- Born: Harold H. Sutherland July 1, 1929 Cambridge, Massachusetts, U.S.
- Died: January 16, 2014 (aged 84) Bothell, Washington, United States
- Occupation(s): Animation director, artist
- Years active: 1954–1980s

= Hal Sutherland =

American animator (1929–2014)

Harold H. "Hal" Sutherland (July 1, 1929 – January 16, 2014) was an American animator and painter who began his career as a Disney animator in 1954 working on Sleeping Beauty, Lady and the Tramp, Peter Pan and the last theatrical short that featured Donald Duck. He gained recognition in the late 1960s as a director of animated productions at Filmation.

== Early life ==
He was born in Cambridge, Massachusetts, in 1929.

== Career ==
One of the company's three co-founders, Sutherland had a hand in a large number of Filmation's limited animation productions which were broadcast as Saturday morning cartoons. Sutherland's directorial assignments included the first sixteen episodes of Star Trek: The Animated Series in 1973 and The New Adventures of Flash Gordon in 1979. He also directed some of Filmation's memorable superhero cartoons, including The Adventures of Batman, The Batman/Superman Hour, Aquaman, and The Superman/Aquaman Hour of Adventure all in the late 1960s.

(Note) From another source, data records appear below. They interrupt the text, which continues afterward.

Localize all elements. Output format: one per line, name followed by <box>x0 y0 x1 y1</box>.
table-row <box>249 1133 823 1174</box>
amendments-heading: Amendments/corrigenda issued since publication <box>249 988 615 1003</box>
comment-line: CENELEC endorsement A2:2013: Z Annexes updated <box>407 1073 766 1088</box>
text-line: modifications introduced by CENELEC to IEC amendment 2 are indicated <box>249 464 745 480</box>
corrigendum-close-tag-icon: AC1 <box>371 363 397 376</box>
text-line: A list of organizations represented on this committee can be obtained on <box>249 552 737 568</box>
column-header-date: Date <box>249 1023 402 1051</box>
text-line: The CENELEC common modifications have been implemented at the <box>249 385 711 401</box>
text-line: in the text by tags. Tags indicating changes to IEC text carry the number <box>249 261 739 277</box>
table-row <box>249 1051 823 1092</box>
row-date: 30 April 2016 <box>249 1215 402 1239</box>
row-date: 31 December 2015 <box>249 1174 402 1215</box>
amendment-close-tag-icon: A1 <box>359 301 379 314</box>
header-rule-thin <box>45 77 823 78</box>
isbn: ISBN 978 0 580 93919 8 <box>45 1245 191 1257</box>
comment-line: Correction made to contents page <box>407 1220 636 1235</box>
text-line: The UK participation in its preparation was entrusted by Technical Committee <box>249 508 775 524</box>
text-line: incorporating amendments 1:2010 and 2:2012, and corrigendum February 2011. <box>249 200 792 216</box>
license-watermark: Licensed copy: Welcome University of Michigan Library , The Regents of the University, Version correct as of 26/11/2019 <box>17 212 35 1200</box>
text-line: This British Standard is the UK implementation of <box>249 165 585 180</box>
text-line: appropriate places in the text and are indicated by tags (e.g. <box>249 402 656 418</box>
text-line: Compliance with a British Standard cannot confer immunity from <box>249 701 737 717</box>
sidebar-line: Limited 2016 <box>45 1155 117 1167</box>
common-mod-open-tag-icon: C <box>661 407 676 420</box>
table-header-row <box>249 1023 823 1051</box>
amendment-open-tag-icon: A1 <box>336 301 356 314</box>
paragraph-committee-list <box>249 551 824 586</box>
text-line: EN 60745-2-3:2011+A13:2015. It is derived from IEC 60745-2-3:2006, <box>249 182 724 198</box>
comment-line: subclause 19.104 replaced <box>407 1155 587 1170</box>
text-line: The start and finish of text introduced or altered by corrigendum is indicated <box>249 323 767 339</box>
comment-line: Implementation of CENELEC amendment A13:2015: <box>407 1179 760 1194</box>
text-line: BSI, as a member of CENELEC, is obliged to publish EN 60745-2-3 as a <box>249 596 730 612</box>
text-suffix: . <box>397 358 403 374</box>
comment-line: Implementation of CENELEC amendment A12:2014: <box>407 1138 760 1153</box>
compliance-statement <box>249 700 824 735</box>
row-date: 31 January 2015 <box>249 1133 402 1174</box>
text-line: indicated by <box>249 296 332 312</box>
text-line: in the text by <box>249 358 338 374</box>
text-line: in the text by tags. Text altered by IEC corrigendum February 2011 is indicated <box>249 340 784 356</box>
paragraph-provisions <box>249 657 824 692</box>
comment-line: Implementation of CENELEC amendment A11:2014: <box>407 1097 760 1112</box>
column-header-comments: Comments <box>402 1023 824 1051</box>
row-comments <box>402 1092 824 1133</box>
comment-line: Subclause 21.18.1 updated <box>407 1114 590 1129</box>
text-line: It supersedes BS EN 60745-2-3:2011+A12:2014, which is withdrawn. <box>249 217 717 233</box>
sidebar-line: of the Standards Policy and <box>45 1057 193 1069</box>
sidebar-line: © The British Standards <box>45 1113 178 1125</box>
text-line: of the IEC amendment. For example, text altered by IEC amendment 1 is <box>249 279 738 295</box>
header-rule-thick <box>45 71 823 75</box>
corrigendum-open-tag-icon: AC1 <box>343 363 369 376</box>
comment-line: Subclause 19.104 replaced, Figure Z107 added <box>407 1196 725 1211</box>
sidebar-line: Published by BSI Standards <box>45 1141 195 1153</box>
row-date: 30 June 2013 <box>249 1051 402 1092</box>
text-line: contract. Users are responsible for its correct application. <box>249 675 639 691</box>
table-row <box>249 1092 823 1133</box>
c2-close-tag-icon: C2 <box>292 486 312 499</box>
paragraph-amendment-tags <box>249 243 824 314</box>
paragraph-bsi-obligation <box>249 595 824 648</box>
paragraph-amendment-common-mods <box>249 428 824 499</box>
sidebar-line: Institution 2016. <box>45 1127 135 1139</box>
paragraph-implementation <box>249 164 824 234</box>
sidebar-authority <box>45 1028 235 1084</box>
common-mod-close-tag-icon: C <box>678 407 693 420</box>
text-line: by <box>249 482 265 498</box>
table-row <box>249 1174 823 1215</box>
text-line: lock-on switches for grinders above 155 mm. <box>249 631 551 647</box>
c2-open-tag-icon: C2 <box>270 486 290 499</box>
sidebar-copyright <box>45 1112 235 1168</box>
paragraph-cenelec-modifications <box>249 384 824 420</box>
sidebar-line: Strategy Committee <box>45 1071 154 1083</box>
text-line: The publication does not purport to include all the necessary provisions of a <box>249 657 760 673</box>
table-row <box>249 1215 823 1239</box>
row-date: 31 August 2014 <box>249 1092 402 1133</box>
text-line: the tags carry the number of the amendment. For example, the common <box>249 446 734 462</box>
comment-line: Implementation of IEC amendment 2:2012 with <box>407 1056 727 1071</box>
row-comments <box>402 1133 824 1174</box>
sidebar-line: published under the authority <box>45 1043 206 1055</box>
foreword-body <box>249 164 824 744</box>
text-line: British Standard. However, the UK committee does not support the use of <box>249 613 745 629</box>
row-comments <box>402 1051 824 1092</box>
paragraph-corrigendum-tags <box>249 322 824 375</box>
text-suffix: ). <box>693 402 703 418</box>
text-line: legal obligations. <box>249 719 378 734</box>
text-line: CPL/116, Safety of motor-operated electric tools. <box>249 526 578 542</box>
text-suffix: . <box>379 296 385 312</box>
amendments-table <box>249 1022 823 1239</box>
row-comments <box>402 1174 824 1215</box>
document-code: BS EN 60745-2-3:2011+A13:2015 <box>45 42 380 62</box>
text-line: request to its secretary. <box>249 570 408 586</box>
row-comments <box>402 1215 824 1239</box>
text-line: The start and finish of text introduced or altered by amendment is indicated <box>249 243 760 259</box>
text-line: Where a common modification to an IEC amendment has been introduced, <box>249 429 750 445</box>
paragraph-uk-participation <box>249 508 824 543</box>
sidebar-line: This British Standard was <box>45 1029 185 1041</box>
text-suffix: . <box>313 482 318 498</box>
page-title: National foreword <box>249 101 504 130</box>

Sutherland went into semi-retirement in 1974, moving to Washington State to focus on fine-art painting. One of Sutherland's later assignments with Filmation was as Production Director for the television series He-Man and the Masters of the Universe, which began airing in 1983. He also directed the rather dark Pinocchio and the Emperor of the Night. Hal Sutherland's last project with Filmation was the Snow White sequel Happily Ever After which was finished in 1988 and released in 1993.

== Death ==
Sutherland died on January 16, 2014, of complications related to a gall bladder issue.